A small ball weighing 200g attached to the end of a 20cm long thread rotates in a vertical
A small ball weighing 200g attached to the end of a 20cm long thread rotates in a vertical plane at the lowest point of the circle, the speed of the ball is 3ms, which is equal to the tension force of the thread at this moment.
m = 200 g = 0.2 kg.
g = 10 m / s2.
R = 20 cm = 0.2 m.
V = 3 m / s.
N -?
When passing the lower point of the trajectory, 2 forces act on the ball: gravity Ft directed vertically downward, thread tension force N directed vertically upward.

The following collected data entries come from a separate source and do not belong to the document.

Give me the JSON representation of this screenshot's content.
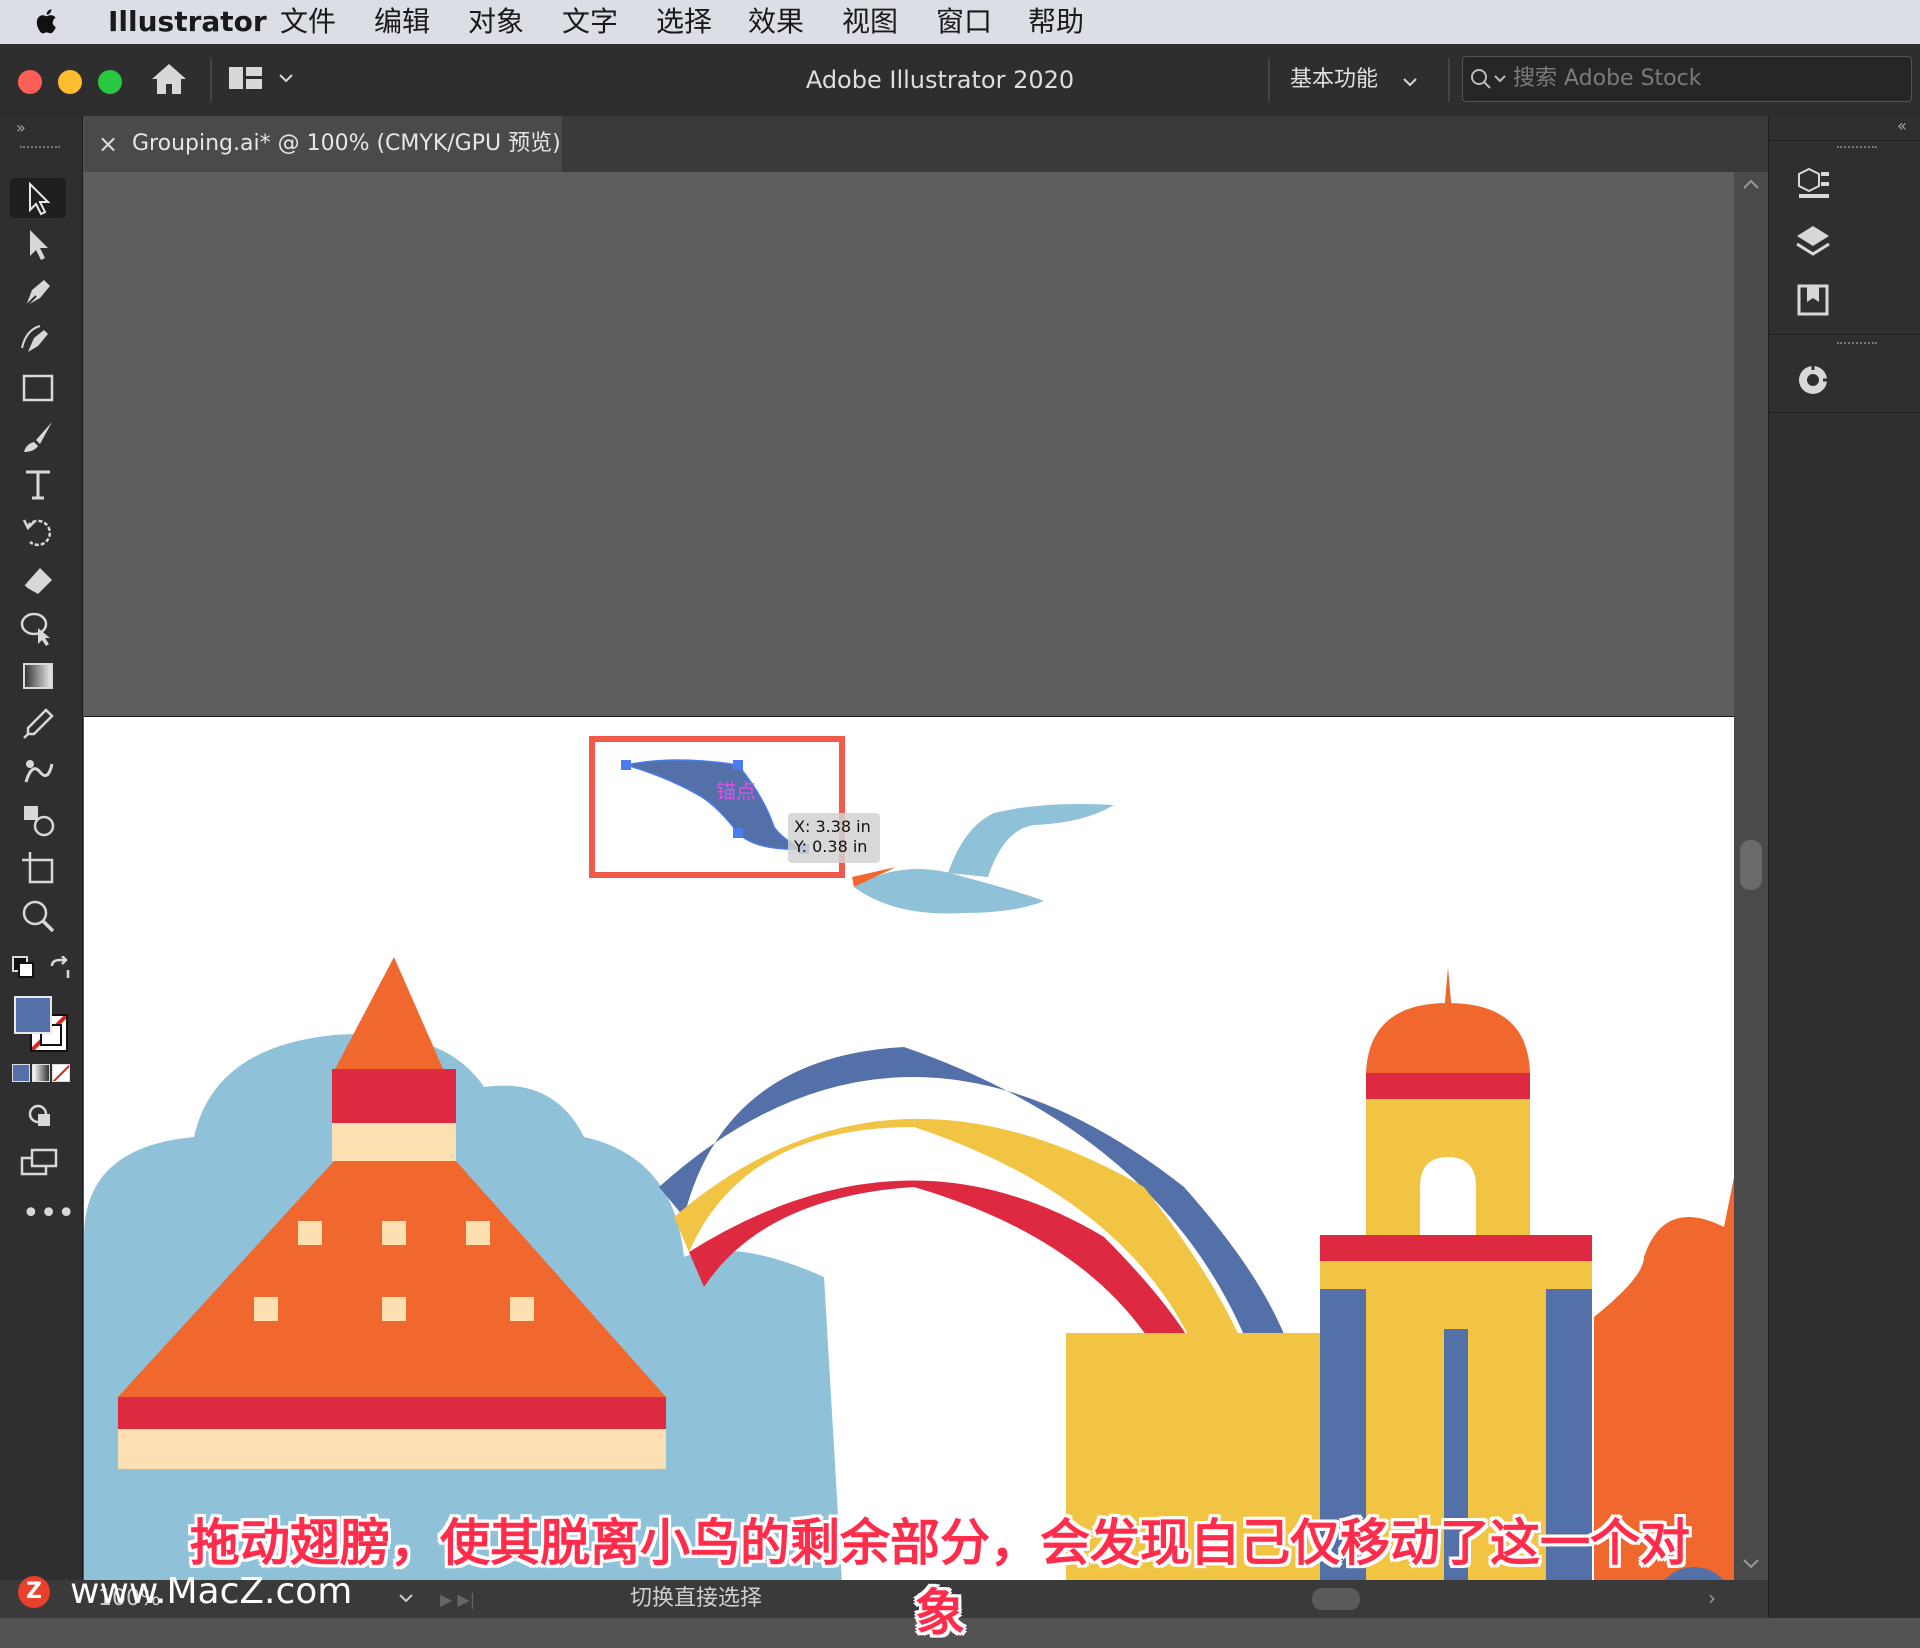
{
  "menubar": {
    "app_name": "Illustrator",
    "items": [
      "文件",
      "编辑",
      "对象",
      "文字",
      "选择",
      "效果",
      "视图",
      "窗口",
      "帮助"
    ]
  },
  "titlebar": {
    "title": "Adobe Illustrator 2020",
    "workspace": "基本功能",
    "search_placeholder": "搜索 Adobe Stock"
  },
  "document_tab": {
    "label": "Grouping.ai* @ 100% (CMYK/GPU 预览)"
  },
  "smart_guide": {
    "label": "锚点",
    "x_readout": "X: 3.38 in",
    "y_readout": "Y: 0.38 in"
  },
  "statusbar": {
    "zoom": "100%",
    "tool_hint": "切换直接选择"
  },
  "caption": "拖动翅膀，使其脱离小鸟的剩余部分，会发现自己仅移动了这一个对象",
  "watermark": "www.MacZ.com",
  "colors": {
    "selection": "#4a7cf0",
    "highlight_box": "#f15a4a",
    "fill_swatch": "#5470a8",
    "caption": "#ff2d4b"
  },
  "icons": {
    "tools": [
      "selection-tool-icon",
      "direct-selection-tool-icon",
      "pen-tool-icon",
      "curvature-tool-icon",
      "rectangle-tool-icon",
      "paintbrush-tool-icon",
      "type-tool-icon",
      "rotate-tool-icon",
      "eraser-tool-icon",
      "shape-builder-tool-icon",
      "gradient-tool-icon",
      "eyedropper-tool-icon",
      "puppet-warp-tool-icon",
      "symbol-sprayer-tool-icon",
      "artboard-tool-icon",
      "zoom-tool-icon"
    ],
    "right_panel": [
      "properties-icon",
      "layers-icon",
      "libraries-icon",
      "color-guide-icon"
    ]
  }
}
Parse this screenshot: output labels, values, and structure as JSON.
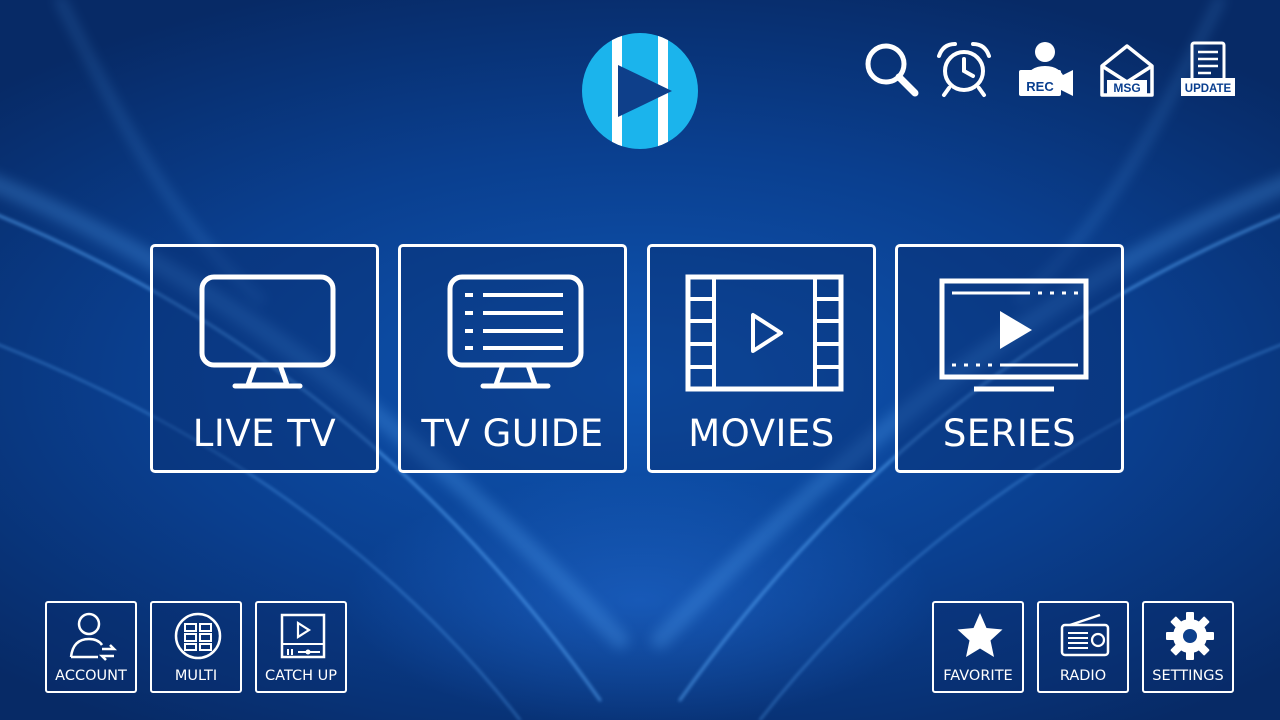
{
  "app": {
    "logo_icon": "play-logo-icon"
  },
  "top_icons": [
    {
      "name": "search-icon",
      "label": ""
    },
    {
      "name": "alarm-clock-icon",
      "label": ""
    },
    {
      "name": "record-icon",
      "label": "REC"
    },
    {
      "name": "message-icon",
      "label": "MSG"
    },
    {
      "name": "update-icon",
      "label": "UPDATE"
    }
  ],
  "tiles": [
    {
      "label": "LIVE TV",
      "icon": "tv-icon"
    },
    {
      "label": "TV GUIDE",
      "icon": "tv-guide-icon"
    },
    {
      "label": "MOVIES",
      "icon": "film-icon"
    },
    {
      "label": "SERIES",
      "icon": "series-play-icon"
    }
  ],
  "bottom_left": [
    {
      "label": "ACCOUNT",
      "icon": "account-icon"
    },
    {
      "label": "MULTI",
      "icon": "multi-screen-icon"
    },
    {
      "label": "CATCH UP",
      "icon": "catch-up-icon"
    }
  ],
  "bottom_right": [
    {
      "label": "FAVORITE",
      "icon": "star-icon"
    },
    {
      "label": "RADIO",
      "icon": "radio-icon"
    },
    {
      "label": "SETTINGS",
      "icon": "gear-icon"
    }
  ],
  "colors": {
    "accent": "#1bb4ec",
    "background": "#0a3f8f",
    "foreground": "#ffffff"
  }
}
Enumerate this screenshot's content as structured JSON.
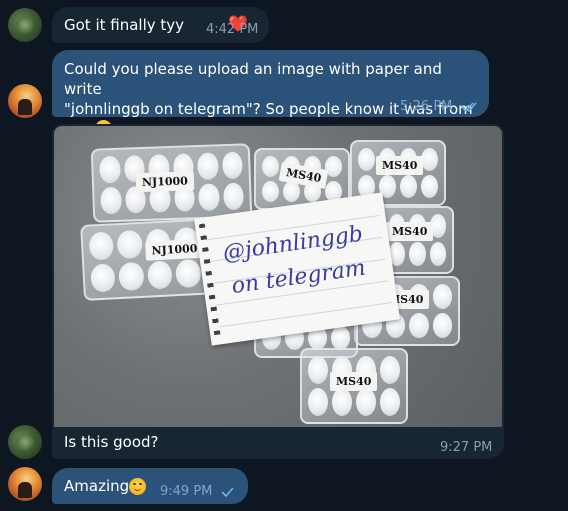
{
  "messages": [
    {
      "id": "m1",
      "side": "in",
      "text": "Got it finally tyy",
      "emoji": "❤️",
      "time": "4:42 PM"
    },
    {
      "id": "m2",
      "side": "out",
      "text_line1": "Could you please upload an image with paper and write",
      "text_line2": "\"johnlinggb on telegram\"? So people know it was from me",
      "time": "5:26 PM",
      "status": "read"
    },
    {
      "id": "m3",
      "side": "in",
      "caption": "Is this good?",
      "time": "9:27 PM",
      "photo": {
        "paper_line1": "@johnlinggb",
        "paper_line2": "on telegram",
        "case_labels": [
          "NJ1000",
          "NJ1000",
          "MS40",
          "MS40",
          "MS40",
          "MS40",
          "MS40"
        ]
      }
    },
    {
      "id": "m4",
      "side": "out",
      "text": "Amazing",
      "time": "9:49 PM",
      "status": "sent"
    }
  ],
  "colors": {
    "background": "#0e1621",
    "incoming": "#182533",
    "outgoing": "#2b5278",
    "check": "#6fb3f2"
  }
}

m * a = m * g + N – 2 Newton’s law in vector form.
For projections onto the vertical axis 2, Newton’s law will take the form: m * a = – Ft + N.
N = m * a + Fт.
The force of gravity Ft is determined by the formula: Ft = m * g.
N = m * a + m * g.
The centripetal acceleration a is expressed by the formula: a = V ^ 2 / R.
N = m * V ^ 2 / R + m * g = m * (V ^ 2 / R + g).
N = 0.2 kg * ((3 m / s) ^ 2 / 0.2 m + 10 m / s2) = 11 N.
Answer: at the lower point of the trajectory, the tension force of the thread is N = 11 N.